麻生副総理の発言が国際的な批判を受けてしまったため、日本政府は火消しに躍起である。そのなかで、卑劣な責任転嫁と程度の低い詭弁を奏する工作が行われている。
その中で最も醜いのが、窪田順生という元フライデー誌の記者の記事である。これは、よく自民応援工作する「誠」というサイトから、さらに別の情報サイトへと転載された。
これは要するに、ナチ発言はマスコミが悪意で曲解した情報操作だとして麻生を擁護したうえ、このマスコミの行為は、ナチの宣伝相がやったことと同じだと逆誹謗し、さらにアメリカが捏造したイラク攻撃の口実も同列とし、ブッシュ政権より報道したマスコミを非難する始末。

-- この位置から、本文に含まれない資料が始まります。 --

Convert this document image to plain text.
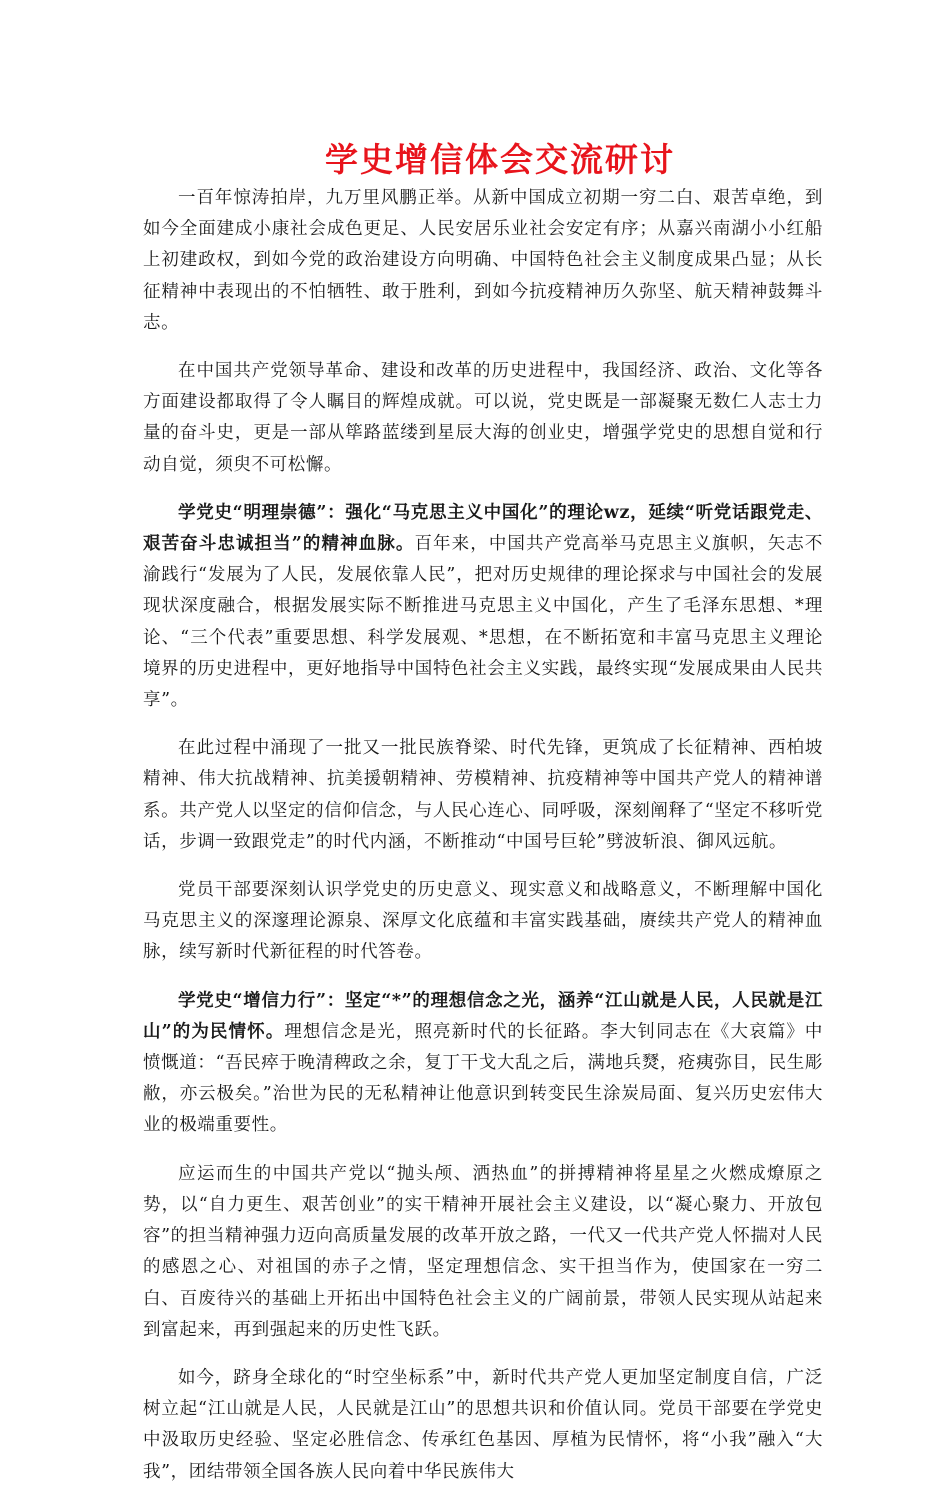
学史增信体会交流研讨

一百年惊涛拍岸，九万里风鹏正举。从新中国成立初期一穷二白、艰苦卓绝，到如今全面建成小康社会成色更足、人民安居乐业社会安定有序；从嘉兴南湖小小红船上初建政权，到如今党的政治建设方向明确、中国特色社会主义制度成果凸显；从长征精神中表现出的不怕牺牲、敢于胜利，到如今抗疫精神历久弥坚、航天精神鼓舞斗志。

在中国共产党领导革命、建设和改革的历史进程中，我国经济、政治、文化等各方面建设都取得了令人瞩目的辉煌成就。可以说，党史既是一部凝聚无数仁人志士力量的奋斗史，更是一部从筚路蓝缕到星辰大海的创业史，增强学党史的思想自觉和行动自觉，须臾不可松懈。

学党史“明理崇德”：强化“马克思主义中国化”的理论wz，延续“听党话跟党走、艰苦奋斗忠诚担当”的精神血脉。百年来，中国共产党高举马克思主义旗帜，矢志不渝践行“发展为了人民，发展依靠人民”，把对历史规律的理论探求与中国社会的发展现状深度融合，根据发展实际不断推进马克思主义中国化，产生了毛泽东思想、*理论、“三个代表”重要思想、科学发展观、*思想，在不断拓宽和丰富马克思主义理论境界的历史进程中，更好地指导中国特色社会主义实践，最终实现“发展成果由人民共享”。

在此过程中涌现了一批又一批民族脊梁、时代先锋，更筑成了长征精神、西柏坡精神、伟大抗战精神、抗美援朝精神、劳模精神、抗疫精神等中国共产党人的精神谱系。共产党人以坚定的信仰信念，与人民心连心、同呼吸，深刻阐释了“坚定不移听党话，步调一致跟党走”的时代内涵，不断推动“中国号巨轮”劈波斩浪、御风远航。

党员干部要深刻认识学党史的历史意义、现实意义和战略意义，不断理解中国化马克思主义的深邃理论源泉、深厚文化底蕴和丰富实践基础，赓续共产党人的精神血脉，续写新时代新征程的时代答卷。

学党史“增信力行”：坚定“*”的理想信念之光，涵养“江山就是人民，人民就是江山”的为民情怀。理想信念是光，照亮新时代的长征路。李大钊同志在《大哀篇》中愤慨道：“吾民瘁于晚清稗政之余，复丁干戈大乱之后，满地兵燹，疮痍弥目，民生彫敝，亦云极矣。”治世为民的无私精神让他意识到转变民生涂炭局面、复兴历史宏伟大业的极端重要性。

应运而生的中国共产党以“抛头颅、洒热血”的拼搏精神将星星之火燃成燎原之势，以“自力更生、艰苦创业”的实干精神开展社会主义建设，以“凝心聚力、开放包容”的担当精神强力迈向高质量发展的改革开放之路，一代又一代共产党人怀揣对人民的感恩之心、对祖国的赤子之情，坚定理想信念、实干担当作为，使国家在一穷二白、百废待兴的基础上开拓出中国特色社会主义的广阔前景，带领人民实现从站起来到富起来，再到强起来的历史性飞跃。

如今，跻身全球化的“时空坐标系”中，新时代共产党人更加坚定制度自信，广泛树立起“江山就是人民，人民就是江山”的思想共识和价值认同。党员干部要在学党史中汲取历史经验、坚定必胜信念、传承红色基因、厚植为民情怀，将“小我”融入“大我”，团结带领全国各族人民向着中华民族伟大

ここで窪田順生は、牽強付会と詭弁で長々と書いているが、肝心の擁護の根拠は、単に麻生が、ナチスのしたことについて「手口」という言葉を使ったことだけ。これをもって、麻生の意図は、悪い例として理解すべき、という意味なのが明らかだと強引に決め付ける。
確かに、「手口」とは悪いやり方という意味で使用される言葉である。しかし、それを副総理は「学」と言っており、この語源は「真似」と言われ、他に諸説あるものの、一般的には、師匠を弟子が真似て学ぶという意味で使用される。だから麻生ナチ発言は、悪い例を理解するということではなく、悪いと知って同じようにするという意味になる。だからこそ問題になったのだ。
それに、麻生の発言とは改憲を促進しようという話であり、その自民党改憲草案とは、自由と人権を全否定するものであるから、そこへ、進歩的なワイマール憲法を無効として独裁体制を作ったナチスの手法を引き合いに出せば、危ないと警戒されて当然である。これは実際に海外でも、やはり危険視されている。
ところが、窪田インチキ記事が掲載されたサイトに付いている「イイネ」とか「ツイート」が、一気に大量クリックされたうえ、具体性の無い匿名の賛同、および、汚く差別的な言葉になるマスコミ中傷ツイートが大量投稿され、反対に、具体的な反論や、詭弁であるとの厳しい指摘があると、数分で削除されてしまったのだった。
すでに、選挙でネット解禁となったことから、自民党はネット対策に大金を投じているだろうと言われていた。そして、今では大量の工作員たちを雇ったと思われる現象が、ネット上の各地に浮かんでいる。これについて、今後も監視と追及を続けていく必要がある。